Primarily, the Jagriti Yatra aims to ignite the spirit of entrepreneurship in its Yatris. Entrepreneurship is fascinating: it goes all the way from running a provisions shop to building services that shape how billions of people communicate. What remains common throughout this spectrum of businesses is that they’re about change: change in society, change in power structures, change in ownership of one’s fortunes. A trait common amongst operators of these businesses is, by their candid admission, perseverance. I had a chance to meet people from diverse economic, social, and educational backgrounds doing remarkable work in a sincere effort to effect change. The Jagriti Yatra simultaneously levels the playing field and encourages its Yatris to level up together. The energy, enthusiasm, and passion is infectious to say the very least.

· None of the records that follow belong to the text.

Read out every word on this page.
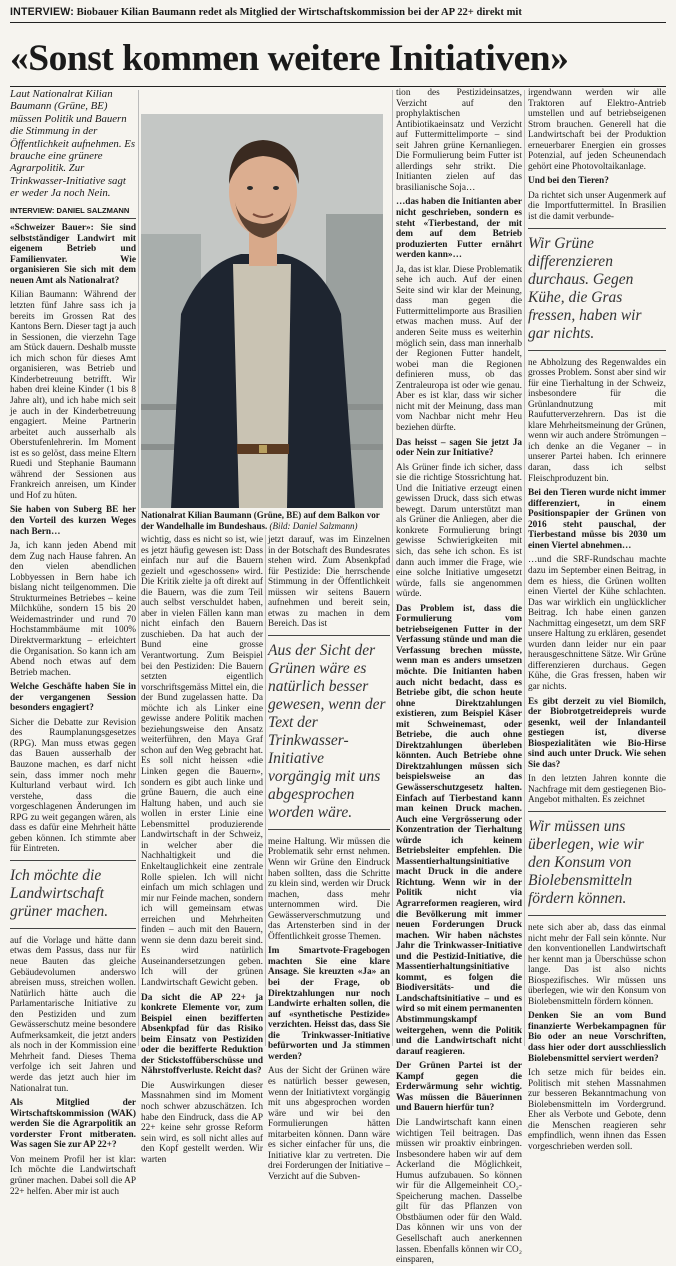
INTERVIEW: Biobauer Kilian Baumann redet als Mitglied der Wirtschaftskommission bei der AP 22+ direkt mit
«Sonst kommen weitere Initiativen»

Laut Nationalrat Kilian Baumann (Grüne, BE) müssen Politik und Bauern die Stimmung in der Öffentlichkeit aufnehmen. Es brauche eine grünere Agrarpolitik. Zur Trinkwasser-Initiative sagt er weder Ja noch Nein.

INTERVIEW: DANIEL SALZMANN

«Schweizer Bauer»: Sie sind selbstständiger Landwirt mit eigenem Betrieb und Familienvater. Wie organisieren Sie sich mit dem neuen Amt als Nationalrat?

Kilian Baumann: Während der letzten fünf Jahre sass ich ja bereits im Grossen Rat des Kantons Bern. Dieser tagt ja auch in Sessionen, die vierzehn Tage am Stück dauern. Deshalb musste ich mich schon für dieses Amt organisieren, was Betrieb und Kinderbetreuung betrifft. Wir haben drei kleine Kinder (1 bis 8 Jahre alt), und ich habe mich seit je auch in der Kinderbetreuung engagiert. Meine Partnerin arbeitet auch ausserhalb als Oberstufenlehrerin. Im Moment ist es so gelöst, dass meine Eltern Ruedi und Stephanie Baumann während der Sessionen aus Frankreich anreisen, um Kinder und Hof zu hüten.

Sie haben von Suberg BE her den Vorteil des kurzen Weges nach Bern…

Ja, ich kann jeden Abend mit dem Zug nach Hause fahren. An den vielen abendlichen Lobbyessen in Bern habe ich bislang nicht teilgenommen. Die Strukturmeines Betriebes – keine Milchkühe, sondern 15 bis 20 Weidemastrinder und rund 70 Hochstammbäume mit 100% Direktvermarktung – erleichtert die Organisation. So kann ich am Abend noch etwas auf dem Betrieb machen.

Welche Geschäfte haben Sie in der vergangenen Session besonders engagiert?

Sicher die Debatte zur Revision des Raumplanungsgesetzes (RPG). Man muss etwas gegen das Bauen ausserhalb der Bauzone machen, es darf nicht sein, dass immer noch mehr Kulturland verbaut wird. Ich verstehe, dass die vorgeschlagenen Änderungen im RPG zu weit gegangen wären, als dass es dafür eine Mehrheit hätte geben können. Ich stimmte aber für Eintreten.

Ich möchte die Landwirtschaft grüner machen.

auf die Vorlage und hätte dann etwas dem Passus, dass nur für neue Bauten das gleiche Gebäudevolumen anderswo abreisen muss, streichen wollen. Natürlich hätte auch die Parlamentarische Initiative zu den Pestiziden und zum Gewässerschutz meine besondere Aufmerksamkeit, die jetzt anders als noch in der Kommission eine Mehrheit fand. Dieses Thema verfolge ich seit Jahren und werde das jetzt auch hier im Nationalrat tun.

Als Mitglied der Wirtschaftskommission (WAK) werden Sie die Agrarpolitik an vorderster Front mitberaten. Was sagen Sie zur AP 22+?

Von meinem Profil her ist klar: Ich möchte die Landwirtschaft grüner machen. Dabei soll die AP 22+ helfen. Aber mir ist auch

Nationalrat Kilian Baumann (Grüne, BE) auf dem Balkon vor der Wandelhalle im Bundeshaus. (Bild: Daniel Salzmann)

wichtig, dass es nicht so ist, wie es jetzt häufig gewesen ist: Dass einfach nur auf die Bauern gezielt und «geschossen» wird. Die Kritik zielte ja oft direkt auf die Bauern, was die zum Teil auch selbst verschuldet haben, aber in vielen Fällen kann man nicht einfach den Bauern zuschieben. Da hat auch der Bund eine grosse Verantwortung. Zum Beispiel bei den Pestiziden: Die Bauern setzten eigentlich vorschriftsgemäss Mittel ein, die der Bund zugelassen hatte. Da möchte ich als Linker eine gewisse andere Politik machen beziehungsweise den Ansatz weiterführen, den Maya Graf schon auf den Weg gebracht hat. Es soll nicht heissen «die Linken gegen die Bauern», sondern es gibt auch linke und grüne Bauern, die auch eine Haltung haben, und auch sie wollen in erster Linie eine Lebensmittel produzierende Landwirtschaft in der Schweiz, in welcher aber die Nachhaltigkeit und die Enkeltauglichkeit eine zentrale Rolle spielen. Ich will nicht einfach um mich schlagen und mir nur Feinde machen, sondern ich will gemeinsam etwas erreichen und Mehrheiten finden – auch mit den Bauern, wenn sie denn dazu bereit sind. Es wird natürlich Auseinandersetzungen geben. Ich will der grünen Landwirtschaft Gewicht geben.

Da sicht die AP 22+ ja konkrete Elemente vor, zum Beispiel einen bezifferten Absenkpfad für das Risiko beim Einsatz von Pestiziden oder die bezifferte Reduktion der Stickstoffüberschüsse und Nährstoffverluste. Reicht das?

Die Auswirkungen dieser Massnahmen sind im Moment noch schwer abzuschätzen. Ich habe den Eindruck, dass die AP 22+ keine sehr grosse Reform sein wird, es soll nicht alles auf den Kopf gestellt werden. Wir warten

jetzt darauf, was im Einzelnen in der Botschaft des Bundesrates stehen wird. Zum Absenkpfad für Pestizide: Die herrschende Stimmung in der Öffentlichkeit müssen wir seitens Bauern aufnehmen und bereit sein, etwas zu machen in dem Bereich. Das ist

Aus der Sicht der Grünen wäre es natürlich besser gewesen, wenn der Text der Trinkwasser-Initiative vorgängig mit uns abgesprochen worden wäre.

meine Haltung. Wir müssen die Problematik sehr ernst nehmen. Wenn wir Grüne den Eindruck haben sollten, dass die Schritte zu klein sind, werden wir Druck machen, dass mehr unternommen wird. Die Gewässerverschmutzung und das Artensterben sind in der Öffentlichkeit grosse Themen.

Im Smartvote-Fragebogen machten Sie eine klare Ansage. Sie kreuzten «Ja» an bei der Frage, ob Direktzahlungen nur noch Landwirte erhalten sollen, die auf «synthetische Pestizide» verzichten. Heisst das, dass Sie die Trinkwasser-Initiative befürworten und Ja stimmen werden?

Aus der Sicht der Grünen wäre es natürlich besser gewesen, wenn der Initiativtext vorgängig mit uns abgesprochen worden wäre und wir bei den Formulierungen hätten mitarbeiten können. Dann wäre es sicher einfacher für uns, die Initiative klar zu vertreten. Die drei Forderungen der Initiative – Verzicht auf die Subven-

tion des Pestizideinsatzes, Verzicht auf den prophylaktischen Antibiotikaeinsatz und Verzicht auf Futtermittelimporte – sind seit Jahren grüne Kernanliegen. Die Formulierung beim Futter ist allerdings sehr strikt. Die Initianten zielen auf das brasilianische Soja…

…das haben die Initianten aber nicht geschrieben, sondern es steht «Tierbestand, der mit dem auf dem Betrieb produzierten Futter ernährt werden kann»…

Ja, das ist klar. Diese Problematik sehe ich auch. Auf der einen Seite sind wir klar der Meinung, dass man gegen die Futtermittelimporte aus Brasilien etwas machen muss. Auf der anderen Seite muss es weiterhin möglich sein, dass man innerhalb der Regionen Futter handelt, wobei man die Regionen definieren muss, ob das Zentraleuropa ist oder wie genau. Aber es ist klar, dass wir sicher nicht mit der Meinung, dass man vom Nachbar nicht mehr Heu beziehen dürfte.

Das heisst – sagen Sie jetzt Ja oder Nein zur Initiative?

Als Grüner finde ich sicher, dass sie die richtige Stossrichtung hat. Und die Initiative erzeugt einen gewissen Druck, dass sich etwas bewegt. Darum unterstützt man als Grüner die Anliegen, aber die konkrete Formulierung bringt gewisse Schwierigkeiten mit sich, das sehe ich schon. Es ist dann auch immer die Frage, wie eine solche Initiative umgesetzt würde, falls sie angenommen würde.

Das Problem ist, dass die Formulierung vom betriebseigenen Futter in der Verfassung stünde und man die Verfassung brechen müsste, wenn man es anders umsetzen möchte. Die Initianten haben auch nicht bedacht, dass es Betriebe gibt, die schon heute ohne Direktzahlungen existieren, zum Beispiel Käser mit Schweinemast, oder Betriebe, die auch ohne Direktzahlungen überleben könnten. Auch Betriebe ohne Direktzahlungen müssen sich beispielsweise an das Gewässerschutzgesetz halten. Einfach auf Tierbestand kann man keinen Druck machen. Auch eine Vergrösserung oder Konzentration der Tierhaltung würde ich keinem Betriebsleiter empfehlen. Die Massentierhaltungsinitiative macht Druck in die andere Richtung. Wenn wir in der Politik nicht via Agrarreformen reagieren, wird die Bevölkerung mit immer neuen Forderungen Druck machen. Wir haben nächstes Jahr die Trinkwasser-Initiative und die Pestizid-Initiative, die Massentierhaltungsinitiative kommt, es folgen die Biodiversitäts- und die Landschaftsinitiative – und es wird so mit einem permanenten Abstimmungskampf weitergehen, wenn die Politik und die Landwirtschaft nicht darauf reagieren.

Der Grünen Partei ist der Kampf gegen die Erderwärmung sehr wichtig. Was müssen die Bäuerinnen und Bauern hierfür tun?

Die Landwirtschaft kann einen wichtigen Teil beitragen. Das müssen wir proaktiv einbringen. Insbesondere haben wir auf dem Ackerland die Möglichkeit, Humus aufzubauen. So können wir für die Allgemeinheit CO₂-Speicherung machen. Dasselbe gilt für das Pflanzen von Obstbäumen oder für den Wald. Das können wir uns von der Gesellschaft auch anerkennen lassen. Ebenfalls können wir CO₂ einsparen,

irgendwann werden wir alle Traktoren auf Elektro-Antrieb umstellen und auf betriebseigenen Strom brauchen. Generell hat die Landwirtschaft bei der Produktion erneuerbarer Energien ein grosses Potenzial, auf jeden Scheunendach gehört eine Photovoltaikanlage.

Und bei den Tieren?

Da richtet sich unser Augenmerk auf die Importfuttermittel. In Brasilien ist die damit verbunde-

Wir Grüne differenzieren durchaus. Gegen Kühe, die Gras fressen, haben wir gar nichts.

ne Abholzung des Regenwaldes ein grosses Problem. Sonst aber sind wir für eine Tierhaltung in der Schweiz, insbesondere für die Grünlandnutzung mit Raufutterverzehrern. Das ist die klare Mehrheitsmeinung der Grünen, wenn wir auch andere Strömungen – ich denke an die Veganer – in unserer Partei haben. Ich erinnere daran, dass ich selbst Fleischproduzent bin.

Bei den Tieren wurde nicht immer differenziert, in einem Positionspapier der Grünen von 2016 steht pauschal, der Tierbestand müsse bis 2030 um einen Viertel abnehmen…

…und die SRF-Rundschau machte dazu im September einen Beitrag, in dem es hiess, die Grünen wollten einen Viertel der Kühe schlachten. Das war wirklich ein unglücklicher Beitrag. Ich habe einen ganzen Nachmittag eingesetzt, um dem SRF unsere Haltung zu erklären, gesendet wurden dann leider nur ein paar herausgeschnittene Sätze. Wir Grüne differenzieren durchaus. Gegen Kühe, die Gras fressen, haben wir gar nichts.

Es gibt derzeit zu viel Biomilch, der Biobrotgetreidepreis wurde gesenkt, weil der Inlandanteil gestiegen ist, diverse Biospezialitäten wie Bio-Hirse sind auch unter Druck. Wie sehen Sie das?

In den letzten Jahren konnte die Nachfrage mit dem gestiegenen Bio-Angebot mithalten. Es zeichnet

Wir müssen uns überlegen, wie wir den Konsum von Biolebensmitteln fördern können.

nete sich aber ab, dass das einmal nicht mehr der Fall sein könnte. Nur den konventionellen Landwirtschaft her kennt man ja Überschüsse schon lange. Das ist also nichts Biospezifisches. Wir müssen uns überlegen, wie wir den Konsum von Biolebensmitteln fördern können.

Denken Sie an vom Bund finanzierte Werbekampagnen für Bio oder an neue Vorschriften, dass hier oder dort ausschliesslich Biolebensmittel serviert werden?

Ich setze mich für beides ein. Politisch mit stehen Massnahmen zur besseren Bekanntmachung von Biolebensmitteln im Vordergrund. Eher als Verbote und Gebote, denn die Menschen reagieren sehr empfindlich, wenn ihnen das Essen vorgeschrieben werden soll.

From meeting a dropout from school who’s representing India at Australian Rules Football (!) and effecting change at Dharavi in Mumbai to a married Rajasthani woman leading development in her village through engagement of dozens of women in sewing and knitting clothes. Slowly but surely, I learned about the role-models around me through meticulous activities conducted on the train. Their willingness to share anecdotes of their respective struggles made me reconsider how I had dealt with such a situation in the past. They lent a strong hand in conditions unfamiliar to me and taught me a whole lot about camaraderie and the importance of caring about not just the work we do, but also about how we actually do it.
During the Jagriti Yatra, I found friends like Shubham, who, in school, started an NGO in Nagpur which is mission agnostic; working wherever and whenever resources are needed. I met Asit from Ahmedabad who wants to change the perception around drinking water. I heard the story of Shruti from Chennai whose organisation trains MNCs post-layoffs. I met friends like Deepti and Abhishek who share my wanderlust for travel and photography. People such as Brendan and Afnaan from Australia who’re exploring their respective place in this world. Perhaps it was difficult to relate to one person entirely, but it sure wasn’t hard to find people with stories relatable to my own.
Recognising that not everyone has a chance to get their queries answered within time-bound visits at each location, the Jagriti team organises sessions on the train in-transit by representatives from every institution we visit in our journey. The representatives hold comprehensive sessions on their area of expertise and devote generous amounts of time on topics ranging from revenue models to design and user-testing to life and philosophy. Despite a packed schedule where days would begin at 5 a.m. and end at 1 a.m. the following day, it was upon the Yatris themselves to make time for peace and quiet. This was a true test of prioritisation and delaying gratification: doing what’s important over what we wanted to do for ourselves. Not lost upon us was just how well the Jagriti Yatra is organised considering the number of variables at play when it comes to managing logistics of such a journey (the Jagriti team is a part of a larger NGO, run by working professionals who, in the course of several weeks in December bring this together.)
Perhaps the greatest lesson here is of shedding entitlement and managing expectations. Here’s so many of us on a three-tier non-A/C train, going through climates at a fast clip, while trying to learn and grow. There was a rush of emotion I couldn’t fully comprehend and appreciate when the Jagriti Yatra ended. We unconsciously take our conditions for granted: Our friendships, our resources, and the conditions around us. I won’t divulge too much about what the Jagriti Yatra exposed us to but I will say this: enabling change is about noticing what’s wrong with how things are done by existing systems. It’s also an important lesson in doing incredible things for society with the fabulous constraint of limited resources—pushing through the self-doubt and noise of people who don’t understand why you do what you do, and the discomfort that comes with taking responsibility of the change you’re a part of.